Migraines are a burden to those who suffer from them; they can reduce one’s quality of life, decrease one’s ability to function, and even impair one’s performance. Preventative treatments can be used for people who have frequent and severe migraines despite the use of over the counter pain medication. These prophylactic treatments are intended to improve one’s quality of life and decrease the use of acute drugs. Though the mechanisms are not completely certain, some antidepressant drugs, such as amitriptyline, have been shown to effectively prevent migraines at lower doses than when used for depression. The goal of this Cochrane Review was to see if SSRIs and SNRIs were effective in the prevention of migraines.

Key message

SSRIs or SNRIs were not found to be any more effective than placebo or amitriptyline in reducing the reducing the frequency, intensity, and/or duration of migraines in adults.

Introduction

A migraine is a common neurological disorder characterized by recurrent, unilateral, pulsating headaches lasting several hours. Migraines are commonly associated with nausea and/or extreme sensitivity to light and fear of loud sounds. They can occur with or without aura—focal neurological symptoms that present before or during an episode. Migraines are a burden to those who suffer from them; they can reduce one’s quality of life, decrease one’s ability to function, and even impair one’s performance. Preventative treatments can be used for people who have frequent and severe migraines despite the use of over the counter pain medication. These prophylactic treatments are intended to improve one’s quality of life and decrease the use of acute drugs. Though the mechanisms are not completely certain, some antidepressant drugs, such as amitriptyline, have been shown to effectively prevent migraines at lower doses than when used for depression. SSRIs and SNRIs are typically used as antidepressants, but because the serotonergic system seems to be involved in migraine pathophysiology and because of successes such as amitriptyline, these drugs have been clinically tested for migraine prophylaxis.

What did they find?

Eleven studies were reviewed, and overall, SSRI’s and SNRI’s were not found to be more effective than placebo or amitriptyline. The newest study did repost a decrease in migraine frequency when an SSRI was compared to placebo, but the study was not completely reliable and a definite conclusion can’t be drawn from just a single study. Generally, people seemed to tolerate the SSRIs or SNRIs better than tricyclic antidepressants, but there was not statistically significant difference between the number of patients who withdrew due to adverse events.
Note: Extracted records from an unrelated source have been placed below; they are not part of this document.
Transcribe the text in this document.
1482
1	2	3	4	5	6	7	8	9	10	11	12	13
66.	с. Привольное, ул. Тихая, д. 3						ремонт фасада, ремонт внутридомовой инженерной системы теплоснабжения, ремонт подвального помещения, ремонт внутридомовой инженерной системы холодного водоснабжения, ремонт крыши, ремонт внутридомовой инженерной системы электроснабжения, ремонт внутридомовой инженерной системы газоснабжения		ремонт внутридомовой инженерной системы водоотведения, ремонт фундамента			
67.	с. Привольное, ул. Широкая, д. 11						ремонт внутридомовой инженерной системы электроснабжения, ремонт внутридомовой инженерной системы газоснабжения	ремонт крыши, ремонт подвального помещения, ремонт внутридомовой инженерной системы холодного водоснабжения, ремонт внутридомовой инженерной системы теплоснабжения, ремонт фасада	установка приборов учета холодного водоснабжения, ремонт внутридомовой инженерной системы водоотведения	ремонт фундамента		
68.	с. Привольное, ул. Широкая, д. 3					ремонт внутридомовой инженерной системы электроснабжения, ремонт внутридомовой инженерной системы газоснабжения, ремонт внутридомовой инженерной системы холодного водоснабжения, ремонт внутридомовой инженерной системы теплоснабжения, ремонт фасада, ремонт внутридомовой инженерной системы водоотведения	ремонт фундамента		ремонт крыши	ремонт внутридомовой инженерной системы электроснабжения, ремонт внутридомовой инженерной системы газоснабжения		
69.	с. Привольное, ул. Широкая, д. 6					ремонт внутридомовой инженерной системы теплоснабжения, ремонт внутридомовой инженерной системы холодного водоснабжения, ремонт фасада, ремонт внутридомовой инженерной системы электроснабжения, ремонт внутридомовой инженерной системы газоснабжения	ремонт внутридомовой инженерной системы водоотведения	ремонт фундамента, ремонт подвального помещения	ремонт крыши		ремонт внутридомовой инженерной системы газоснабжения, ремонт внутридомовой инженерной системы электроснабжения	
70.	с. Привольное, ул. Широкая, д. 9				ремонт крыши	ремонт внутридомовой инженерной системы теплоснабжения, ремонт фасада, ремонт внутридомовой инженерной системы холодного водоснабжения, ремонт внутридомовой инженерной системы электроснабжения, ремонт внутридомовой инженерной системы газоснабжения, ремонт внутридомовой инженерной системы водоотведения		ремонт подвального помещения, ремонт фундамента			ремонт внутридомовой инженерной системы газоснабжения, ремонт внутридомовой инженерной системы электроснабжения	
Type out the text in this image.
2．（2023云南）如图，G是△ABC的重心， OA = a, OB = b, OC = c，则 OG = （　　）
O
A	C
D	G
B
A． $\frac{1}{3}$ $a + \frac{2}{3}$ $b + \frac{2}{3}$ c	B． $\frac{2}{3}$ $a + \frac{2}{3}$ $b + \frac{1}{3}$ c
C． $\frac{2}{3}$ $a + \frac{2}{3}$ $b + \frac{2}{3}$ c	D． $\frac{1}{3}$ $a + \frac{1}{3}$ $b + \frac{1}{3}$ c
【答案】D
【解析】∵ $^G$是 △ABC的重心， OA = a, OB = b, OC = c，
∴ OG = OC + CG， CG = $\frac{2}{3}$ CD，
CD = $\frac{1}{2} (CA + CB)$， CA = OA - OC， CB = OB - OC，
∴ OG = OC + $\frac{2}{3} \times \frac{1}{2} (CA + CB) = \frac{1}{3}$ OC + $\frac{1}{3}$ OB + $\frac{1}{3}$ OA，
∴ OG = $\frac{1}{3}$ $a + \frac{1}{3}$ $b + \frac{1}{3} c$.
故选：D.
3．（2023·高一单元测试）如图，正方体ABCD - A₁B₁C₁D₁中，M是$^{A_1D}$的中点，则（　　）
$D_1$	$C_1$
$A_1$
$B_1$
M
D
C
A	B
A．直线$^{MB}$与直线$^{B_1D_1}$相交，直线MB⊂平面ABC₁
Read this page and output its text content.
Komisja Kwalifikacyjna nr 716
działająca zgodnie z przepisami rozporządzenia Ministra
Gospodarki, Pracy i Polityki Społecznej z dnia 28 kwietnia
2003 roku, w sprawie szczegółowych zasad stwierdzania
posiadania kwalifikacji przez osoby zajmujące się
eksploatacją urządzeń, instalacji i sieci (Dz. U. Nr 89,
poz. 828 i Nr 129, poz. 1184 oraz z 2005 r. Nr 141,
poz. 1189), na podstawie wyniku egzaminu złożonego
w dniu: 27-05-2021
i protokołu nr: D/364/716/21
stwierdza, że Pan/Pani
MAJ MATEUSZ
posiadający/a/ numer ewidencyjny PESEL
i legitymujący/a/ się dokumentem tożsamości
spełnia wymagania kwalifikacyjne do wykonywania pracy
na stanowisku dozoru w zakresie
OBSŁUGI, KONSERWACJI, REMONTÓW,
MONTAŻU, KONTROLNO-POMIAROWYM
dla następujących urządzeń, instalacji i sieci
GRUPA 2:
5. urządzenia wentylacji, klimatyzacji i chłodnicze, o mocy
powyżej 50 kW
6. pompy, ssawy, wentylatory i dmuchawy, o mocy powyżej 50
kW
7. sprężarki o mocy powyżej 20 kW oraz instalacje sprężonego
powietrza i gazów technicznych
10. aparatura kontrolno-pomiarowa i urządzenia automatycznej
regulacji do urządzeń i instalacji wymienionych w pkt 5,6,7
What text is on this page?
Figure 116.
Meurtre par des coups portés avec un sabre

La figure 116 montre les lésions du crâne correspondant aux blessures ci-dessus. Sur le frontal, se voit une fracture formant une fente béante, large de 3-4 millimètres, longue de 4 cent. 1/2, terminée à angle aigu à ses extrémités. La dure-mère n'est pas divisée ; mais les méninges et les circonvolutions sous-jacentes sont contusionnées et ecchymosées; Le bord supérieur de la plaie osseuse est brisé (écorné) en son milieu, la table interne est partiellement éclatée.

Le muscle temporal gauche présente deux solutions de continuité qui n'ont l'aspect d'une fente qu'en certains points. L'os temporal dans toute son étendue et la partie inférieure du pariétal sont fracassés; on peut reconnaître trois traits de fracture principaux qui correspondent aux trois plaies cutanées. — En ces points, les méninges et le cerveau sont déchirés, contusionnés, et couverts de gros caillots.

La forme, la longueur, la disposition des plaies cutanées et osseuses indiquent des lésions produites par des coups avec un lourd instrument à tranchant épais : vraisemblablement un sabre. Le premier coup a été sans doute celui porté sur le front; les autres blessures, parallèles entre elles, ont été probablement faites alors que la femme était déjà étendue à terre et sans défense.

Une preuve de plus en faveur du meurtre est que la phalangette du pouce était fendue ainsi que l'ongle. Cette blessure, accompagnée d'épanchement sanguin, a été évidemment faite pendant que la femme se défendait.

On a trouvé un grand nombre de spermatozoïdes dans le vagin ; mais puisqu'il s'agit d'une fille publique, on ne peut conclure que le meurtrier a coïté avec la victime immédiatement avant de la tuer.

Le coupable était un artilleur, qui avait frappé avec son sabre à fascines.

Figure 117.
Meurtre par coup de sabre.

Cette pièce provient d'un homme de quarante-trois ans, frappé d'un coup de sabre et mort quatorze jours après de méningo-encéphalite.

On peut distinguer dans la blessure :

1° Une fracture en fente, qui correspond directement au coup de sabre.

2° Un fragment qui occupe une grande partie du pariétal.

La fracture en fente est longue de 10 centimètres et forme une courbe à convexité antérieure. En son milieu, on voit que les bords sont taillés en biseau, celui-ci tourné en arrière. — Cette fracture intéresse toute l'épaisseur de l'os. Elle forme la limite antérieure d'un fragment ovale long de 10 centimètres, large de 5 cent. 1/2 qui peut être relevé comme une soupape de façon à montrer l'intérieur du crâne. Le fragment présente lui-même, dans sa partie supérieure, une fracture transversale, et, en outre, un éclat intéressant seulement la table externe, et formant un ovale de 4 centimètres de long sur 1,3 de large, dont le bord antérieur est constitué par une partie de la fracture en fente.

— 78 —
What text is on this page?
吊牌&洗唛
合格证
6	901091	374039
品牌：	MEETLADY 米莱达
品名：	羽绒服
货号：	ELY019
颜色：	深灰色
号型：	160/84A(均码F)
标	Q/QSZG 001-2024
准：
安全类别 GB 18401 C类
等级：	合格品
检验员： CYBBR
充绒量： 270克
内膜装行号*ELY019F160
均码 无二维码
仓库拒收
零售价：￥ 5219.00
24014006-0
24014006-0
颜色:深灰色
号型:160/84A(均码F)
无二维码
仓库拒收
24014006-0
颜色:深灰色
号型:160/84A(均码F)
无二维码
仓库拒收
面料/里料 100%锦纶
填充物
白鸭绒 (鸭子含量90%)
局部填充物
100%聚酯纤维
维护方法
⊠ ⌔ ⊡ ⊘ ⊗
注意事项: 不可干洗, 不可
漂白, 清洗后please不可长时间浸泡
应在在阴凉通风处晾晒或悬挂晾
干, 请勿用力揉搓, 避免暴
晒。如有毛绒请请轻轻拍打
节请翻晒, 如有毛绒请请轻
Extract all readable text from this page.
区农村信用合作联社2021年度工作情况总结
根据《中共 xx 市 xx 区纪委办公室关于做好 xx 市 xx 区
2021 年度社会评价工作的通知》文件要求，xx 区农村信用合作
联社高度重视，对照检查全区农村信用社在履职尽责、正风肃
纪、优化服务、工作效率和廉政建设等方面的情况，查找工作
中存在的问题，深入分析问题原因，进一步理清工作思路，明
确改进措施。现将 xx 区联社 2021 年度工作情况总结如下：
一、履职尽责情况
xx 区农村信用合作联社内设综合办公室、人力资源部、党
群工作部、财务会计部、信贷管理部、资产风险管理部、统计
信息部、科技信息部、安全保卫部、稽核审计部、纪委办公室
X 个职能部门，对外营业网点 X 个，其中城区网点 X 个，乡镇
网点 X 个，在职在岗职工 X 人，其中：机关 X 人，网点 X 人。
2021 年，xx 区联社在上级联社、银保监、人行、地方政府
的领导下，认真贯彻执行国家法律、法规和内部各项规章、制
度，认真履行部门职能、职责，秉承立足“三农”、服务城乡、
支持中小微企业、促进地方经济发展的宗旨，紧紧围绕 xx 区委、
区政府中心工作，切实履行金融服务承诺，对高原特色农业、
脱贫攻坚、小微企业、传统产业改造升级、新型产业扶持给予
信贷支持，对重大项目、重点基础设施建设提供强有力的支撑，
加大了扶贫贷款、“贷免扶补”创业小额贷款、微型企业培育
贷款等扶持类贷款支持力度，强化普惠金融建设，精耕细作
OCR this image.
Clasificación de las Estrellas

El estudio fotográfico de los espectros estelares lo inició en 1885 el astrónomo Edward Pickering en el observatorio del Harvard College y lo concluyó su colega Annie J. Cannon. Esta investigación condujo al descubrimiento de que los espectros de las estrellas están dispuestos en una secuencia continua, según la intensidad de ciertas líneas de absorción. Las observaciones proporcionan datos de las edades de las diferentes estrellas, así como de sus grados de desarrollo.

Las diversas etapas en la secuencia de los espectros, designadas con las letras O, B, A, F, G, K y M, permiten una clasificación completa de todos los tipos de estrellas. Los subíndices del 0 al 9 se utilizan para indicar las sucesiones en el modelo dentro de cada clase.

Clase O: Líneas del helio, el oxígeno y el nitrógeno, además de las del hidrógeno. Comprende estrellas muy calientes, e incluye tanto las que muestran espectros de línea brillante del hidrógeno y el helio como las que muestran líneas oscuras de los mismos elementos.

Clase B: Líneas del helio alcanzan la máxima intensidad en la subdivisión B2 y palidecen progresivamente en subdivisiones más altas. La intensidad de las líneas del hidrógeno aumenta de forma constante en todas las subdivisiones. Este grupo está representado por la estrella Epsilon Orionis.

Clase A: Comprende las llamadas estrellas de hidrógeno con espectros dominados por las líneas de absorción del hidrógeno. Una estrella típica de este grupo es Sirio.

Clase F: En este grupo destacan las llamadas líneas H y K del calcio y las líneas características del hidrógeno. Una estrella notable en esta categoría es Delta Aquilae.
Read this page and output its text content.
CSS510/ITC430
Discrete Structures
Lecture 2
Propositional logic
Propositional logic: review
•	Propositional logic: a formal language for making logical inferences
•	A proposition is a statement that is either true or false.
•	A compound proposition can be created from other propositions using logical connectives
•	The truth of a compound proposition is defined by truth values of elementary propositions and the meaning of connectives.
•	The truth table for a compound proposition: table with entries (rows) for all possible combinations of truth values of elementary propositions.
How good was the evidence?

The quality and number of studies that were analyzed were weak. Limited valuable information was obtained from some studies because reporting was incomplete. Overall, the studies had short follow-ups, small sample sizes, frequent ambiguities, and inadequate blinding procedures—making the overall data poor. The outcomes tested in many of the studies seemed to have minimal clinical significance; most studies failed to report data about migraine frequency—the most relevant clinical outcome.

What does this change?

Based on this review, SSRIs and SNRIs don’t show any current benefit to patients suffering from migraines.

Looking ahead

Migraines are truly debilitating (speaking from experience) and are a common problem in our world today. There is still research to be done on possible treatment to prevent migraines, but also on the actual process of how in fact a migraine develops. The more we understand the pathophysiology of migraines, the more insight we will have on the kinds of drugs that can help prevent this disorder.

Links

Banzi R, Cusi C, Randazzo C, Sterzi R, Tedesco D, Moja L. Selective serotonin reuptake inhibitors (SSRIs) and serotonin-norepinephrine reuptake inhibitors (SNRIs) for the prevention of migraine in adults. Cochrane Database of Systematic Reviews 2015, Issue 4. Art. No.: CD002919. DOI: 10.1002/14651858.CD002919.pub3

http://onlinelibrary.wiley.com/doi/10.1002/14651858.CD002919.pub3/abstract

Alyssa G. Ricci

Alyssa G. Ricci

I am currently a third year dental student at Virginia Commonwealth University School of Dentistry. My goals are to become an Orthodontist as well as hopefully start a non-profit doing horse therapy with special needs kids. I'm a proud wife and horse owner, and I am fluent in Spanish. I believe research is an essential part of life. My focus is on dental-based research.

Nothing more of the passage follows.